The Problem with Manual Photo Management
I shoot with a Sony A7R II and a Fujifilm X-T2. The Sony produces massive 42-megapixel ARW files. The Fujifilm gives me RAF files with gorgeous film simulations. Both cameras write to SD cards, and both use their own RAW formats that Lightroom and Capture One handle fine — but the file management side? That's where things fall apart.
My pre-automation problems:
- Photos sorted by camera, not by date or location
- No consistent folder structure between shoots
- Duplicates from trying different exposure settings
- Keywords and ratings living only in Lightroom — not in the files themselves
- Exporting for web was a manual resize-and-save-one-at-a-time process
Each of these is solvable in Lightroom, but I didn't want to be locked into a single application's catalog system. I wanted my file organisation to work whether I was using Lightroom, Capture One, or just browsing files on my NAS.
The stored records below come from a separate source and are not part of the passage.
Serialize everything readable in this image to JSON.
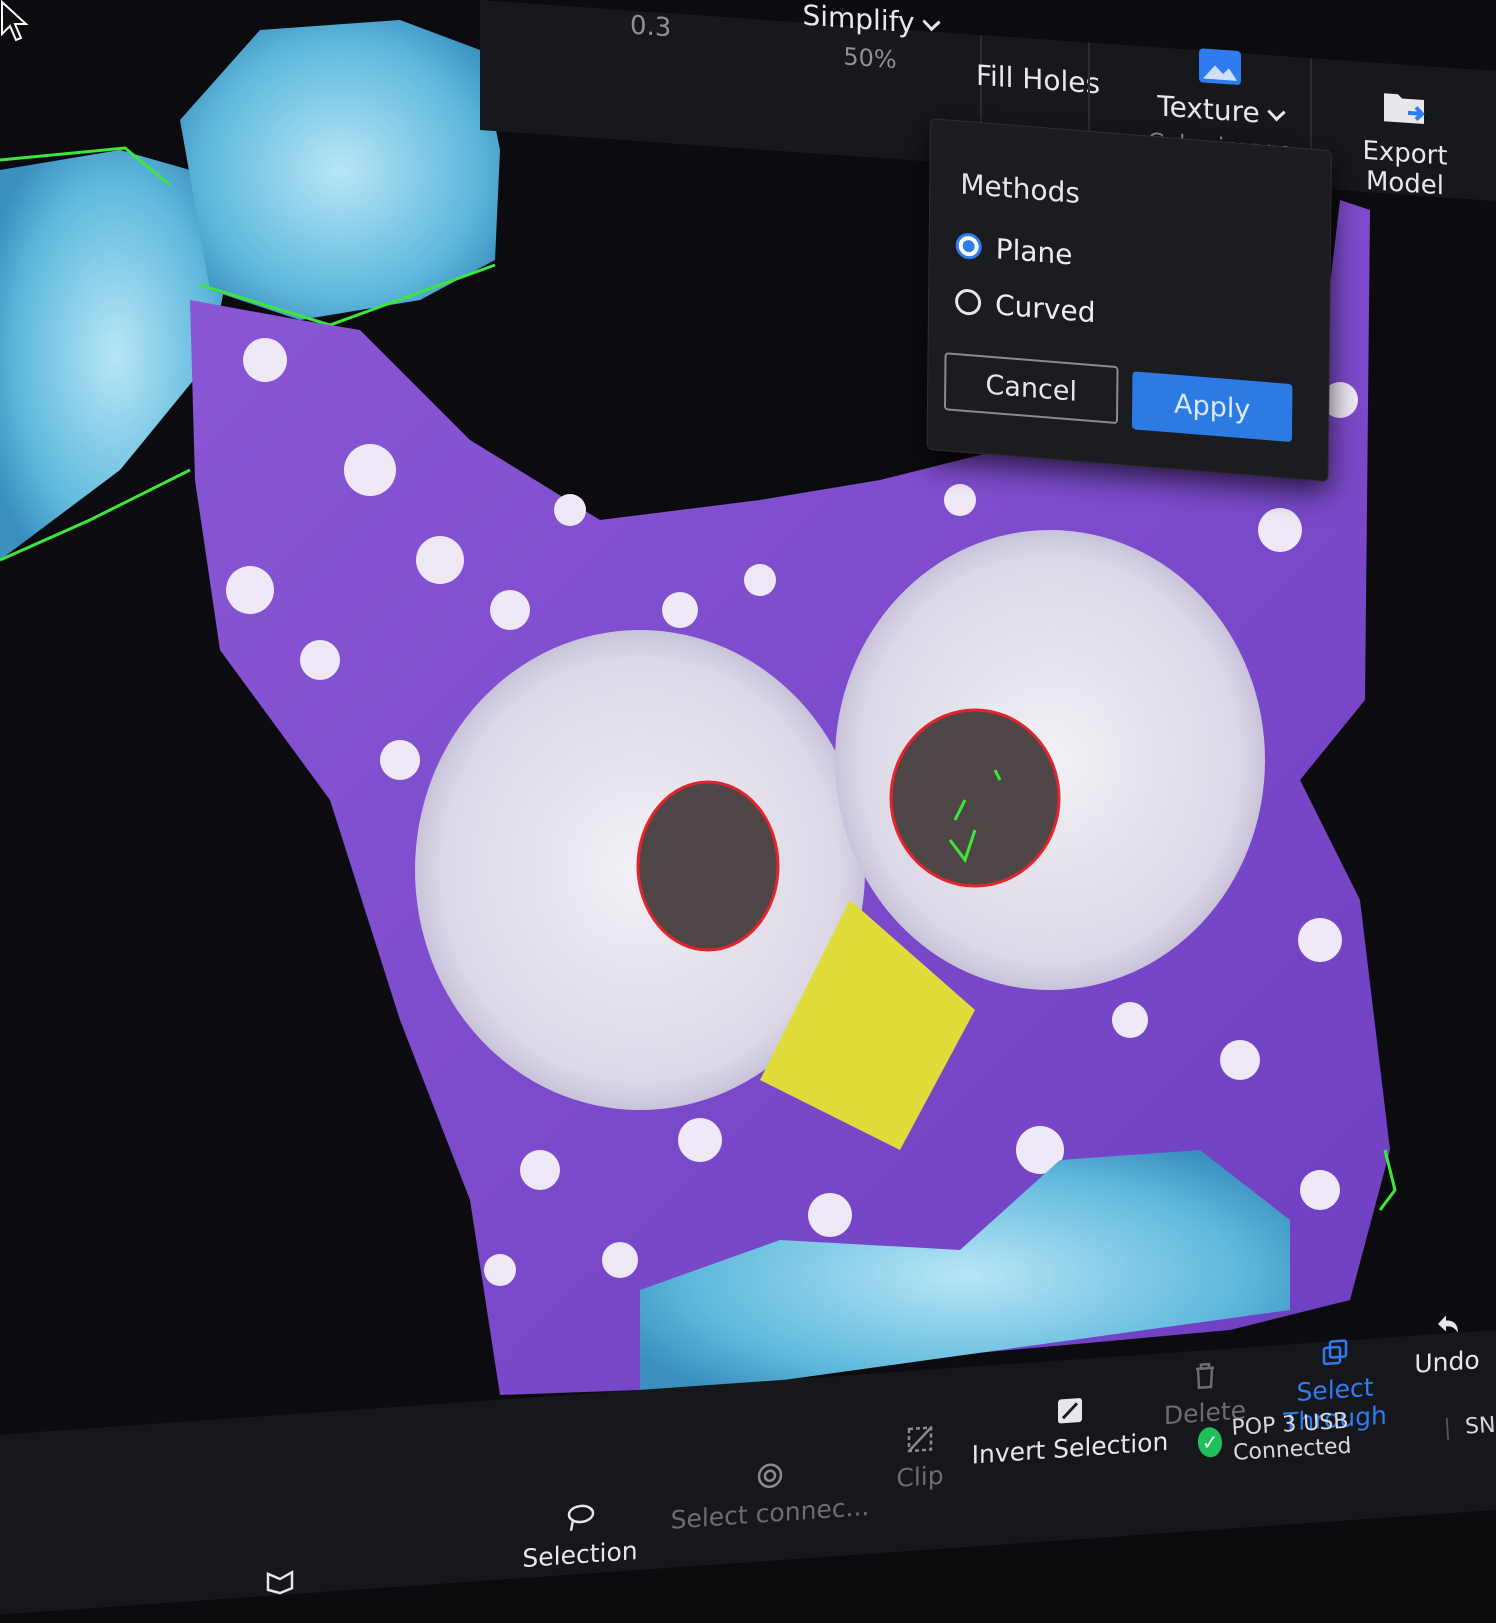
{
  "toolbar": {
    "value_left": "0.3",
    "simplify_label": "Simplify",
    "simplify_value": "50%",
    "fill_holes_label": "Fill Holes",
    "texture_label": "Texture",
    "texture_sub": "Color image",
    "export_label": "Export Model"
  },
  "fill_holes_popup": {
    "title": "Methods",
    "options": [
      {
        "label": "Plane",
        "selected": true
      },
      {
        "label": "Curved",
        "selected": false
      }
    ],
    "cancel_label": "Cancel",
    "apply_label": "Apply"
  },
  "bottom_toolbar": {
    "items": [
      {
        "label": "Selection",
        "icon": "lasso-icon",
        "state": "enabled"
      },
      {
        "label": "Select connec...",
        "icon": "connect-icon",
        "state": "disabled"
      },
      {
        "label": "Clip",
        "icon": "clip-icon",
        "state": "disabled"
      },
      {
        "label": "Invert Selection",
        "icon": "invert-icon",
        "state": "enabled"
      },
      {
        "label": "Delete",
        "icon": "trash-icon",
        "state": "disabled"
      },
      {
        "label": "Select Through",
        "icon": "layers-icon",
        "state": "active"
      },
      {
        "label": "Undo",
        "icon": "undo-icon",
        "state": "enabled"
      }
    ]
  },
  "status": {
    "device": "POP 3 USB Connected",
    "sn_prefix": "SN"
  },
  "colors": {
    "accent_blue": "#2c7be5",
    "model_purple": "#7a4cc9",
    "selection_green": "#3fe63a",
    "hole_outline_red": "#e3242b",
    "status_ok": "#1fbf5a"
  }
}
Step 1: Extracting EXIF Data with Python
Every digital photo carries EXIF metadata — date, time, camera model, lens, exposure settings, and sometimes GPS coordinates. This data is gold for organisation, but most people never use it programmatically.
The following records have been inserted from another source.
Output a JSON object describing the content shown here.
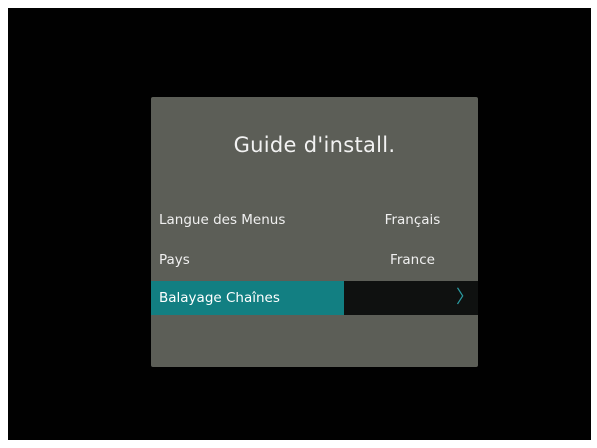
{
  "dialog": {
    "title": "Guide d'install.",
    "rows": [
      {
        "label": "Langue des Menus",
        "value": "Français"
      },
      {
        "label": "Pays",
        "value": "France"
      },
      {
        "label": "Balayage Chaînes",
        "value": ""
      }
    ],
    "selected_index": 2,
    "arrow_icon": "chevron-right-icon"
  },
  "colors": {
    "dialog_bg": "#5c5e57",
    "highlight": "#127f82",
    "value_highlight_bg": "#0f1110",
    "screen_bg": "#010101"
  }
}
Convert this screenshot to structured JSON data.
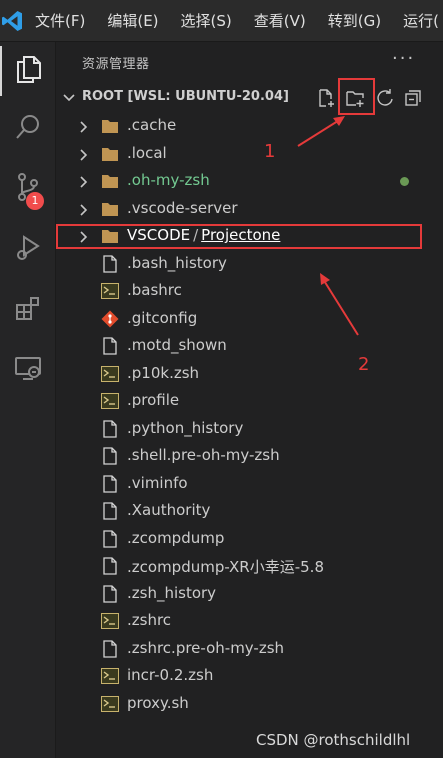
{
  "menubar": {
    "logo_icon": "vscode-logo",
    "items": [
      "文件(F)",
      "编辑(E)",
      "选择(S)",
      "查看(V)",
      "转到(G)",
      "运行("
    ]
  },
  "activitybar": {
    "items": [
      {
        "icon": "files-icon",
        "active": true
      },
      {
        "icon": "search-icon"
      },
      {
        "icon": "source-control-icon",
        "badge": "1"
      },
      {
        "icon": "run-debug-icon"
      },
      {
        "icon": "extensions-icon"
      },
      {
        "icon": "remote-explorer-icon"
      }
    ]
  },
  "sidebar": {
    "title": "资源管理器",
    "more": "···",
    "section": {
      "title": "ROOT [WSL: UBUNTU-20.04]",
      "actions": [
        "new-file-icon",
        "new-folder-icon",
        "refresh-icon",
        "collapse-all-icon"
      ]
    },
    "tree": [
      {
        "label": ".cache",
        "type": "folder"
      },
      {
        "label": ".local",
        "type": "folder"
      },
      {
        "label": ".oh-my-zsh",
        "type": "folder",
        "color": "#73c991",
        "modified_dot": true
      },
      {
        "label": ".vscode-server",
        "type": "folder"
      },
      {
        "label": "VSCODE",
        "sep": "/",
        "sub": "Projectone",
        "type": "folder",
        "selected": true
      },
      {
        "label": ".bash_history",
        "type": "file"
      },
      {
        "label": ".bashrc",
        "type": "shell"
      },
      {
        "label": ".gitconfig",
        "type": "git"
      },
      {
        "label": ".motd_shown",
        "type": "file"
      },
      {
        "label": ".p10k.zsh",
        "type": "shell"
      },
      {
        "label": ".profile",
        "type": "shell"
      },
      {
        "label": ".python_history",
        "type": "file"
      },
      {
        "label": ".shell.pre-oh-my-zsh",
        "type": "file"
      },
      {
        "label": ".viminfo",
        "type": "file"
      },
      {
        "label": ".Xauthority",
        "type": "file"
      },
      {
        "label": ".zcompdump",
        "type": "file"
      },
      {
        "label": ".zcompdump-XR小幸运-5.8",
        "type": "file"
      },
      {
        "label": ".zsh_history",
        "type": "file"
      },
      {
        "label": ".zshrc",
        "type": "shell"
      },
      {
        "label": ".zshrc.pre-oh-my-zsh",
        "type": "file"
      },
      {
        "label": "incr-0.2.zsh",
        "type": "shell"
      },
      {
        "label": "proxy.sh",
        "type": "shell"
      }
    ]
  },
  "annotations": {
    "label_1": "1",
    "label_2": "2",
    "color": "#e53a3a"
  },
  "watermark": "CSDN @rothschildlhl"
}
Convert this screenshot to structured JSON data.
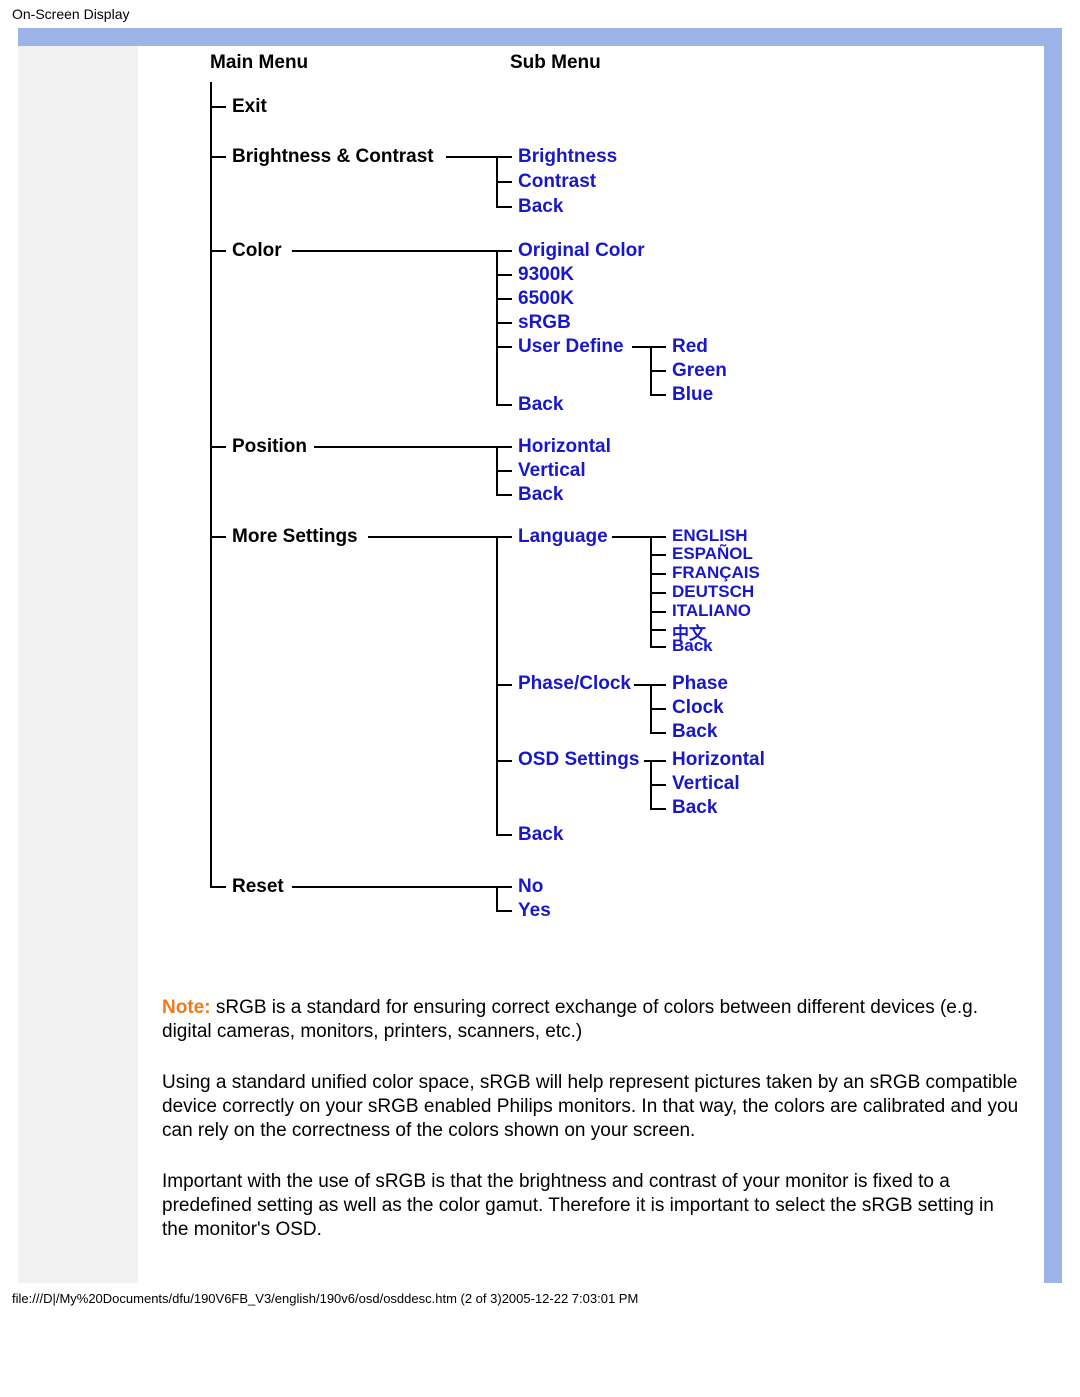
{
  "header": {
    "title": "On-Screen Display"
  },
  "diagram": {
    "col_titles": {
      "main": "Main Menu",
      "sub": "Sub Menu"
    },
    "main": {
      "exit": "Exit",
      "bright_contrast": "Brightness & Contrast",
      "color": "Color",
      "position": "Position",
      "more_settings": "More Settings",
      "reset": "Reset"
    },
    "sub": {
      "brightness": "Brightness",
      "contrast": "Contrast",
      "back": "Back",
      "original_color": "Original Color",
      "k9300": "9300K",
      "k6500": "6500K",
      "srgb": "sRGB",
      "user_define": "User Define",
      "horizontal": "Horizontal",
      "vertical": "Vertical",
      "language": "Language",
      "phase_clock": "Phase/Clock",
      "osd_settings": "OSD Settings",
      "no": "No",
      "yes": "Yes"
    },
    "tert": {
      "red": "Red",
      "green": "Green",
      "blue": "Blue",
      "english": "ENGLISH",
      "espanol": "ESPAÑOL",
      "francais": "FRANÇAIS",
      "deutsch": "DEUTSCH",
      "italiano": "ITALIANO",
      "zhongwen": "中文",
      "back": "Back",
      "phase": "Phase",
      "clock": "Clock",
      "horizontal": "Horizontal",
      "vertical": "Vertical"
    }
  },
  "paragraphs": {
    "note_label": "Note:",
    "note_rest": " sRGB is a standard for ensuring correct exchange of colors between different devices (e.g. digital cameras, monitors, printers, scanners, etc.)",
    "p2": "Using a standard unified color space, sRGB will help represent pictures taken by an sRGB compatible device correctly on your sRGB enabled Philips monitors. In that way, the colors are calibrated and you can rely on the correctness of the colors shown on your screen.",
    "p3": "Important with the use of sRGB is that the brightness and contrast of your monitor is fixed to a predefined setting as well as the color gamut. Therefore it is important to select the sRGB setting in the monitor's OSD."
  },
  "footer": {
    "text": "file:///D|/My%20Documents/dfu/190V6FB_V3/english/190v6/osd/osddesc.htm (2 of 3)2005-12-22 7:03:01 PM"
  }
}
The exiftool command-line tool (via the PyExifTool wrapper) gives you access to everything:
import subprocess
import json
from pathlib import Path
from dataclasses import dataclass
@dataclass
class PhotoMetadata:
filepath: Path
date_taken: str
camera: str
lens: str
focal_length: str
iso: int
aperture: str
shutter_speed: str
gps_lat: float # None if unavailable
gps_lon: float # None if unavailable
def extract_metadata(photo_path: Path) -> PhotoMetadata:
"""Extract EXIF metadata from a photo using exiftool."""
result = subprocess.run(
["exiftool", "-json", str(photo_path)],
capture_output=True, text=True
)
data = json.loads(result.stdout)[0]
return PhotoMetadata(
filepath=photo_path,
date_taken=data.get("DateTimeOriginal", "unknown"),
camera=data.get("Model", "unknown"),
lens=data.get("LensModel", "unknown"),
focal_length=data.get("FocalLength", "unknown"),
iso=data.get("ISO", 0),
aperture=data.get("FNumber", "unknown"),
shutter_speed=data.get("ExposureTime", "unknown"),
gps_lat=data.get("GPSLatitude", 0.0),
gps_lon=data.get("GPSLongitude", 0.0),
)
# Quick test
meta = extract_metadata(Path("DSC00456.ARW"))
print(f"{meta.camera} | {meta.lens} | {meta.date_taken} | ISO {meta.iso}")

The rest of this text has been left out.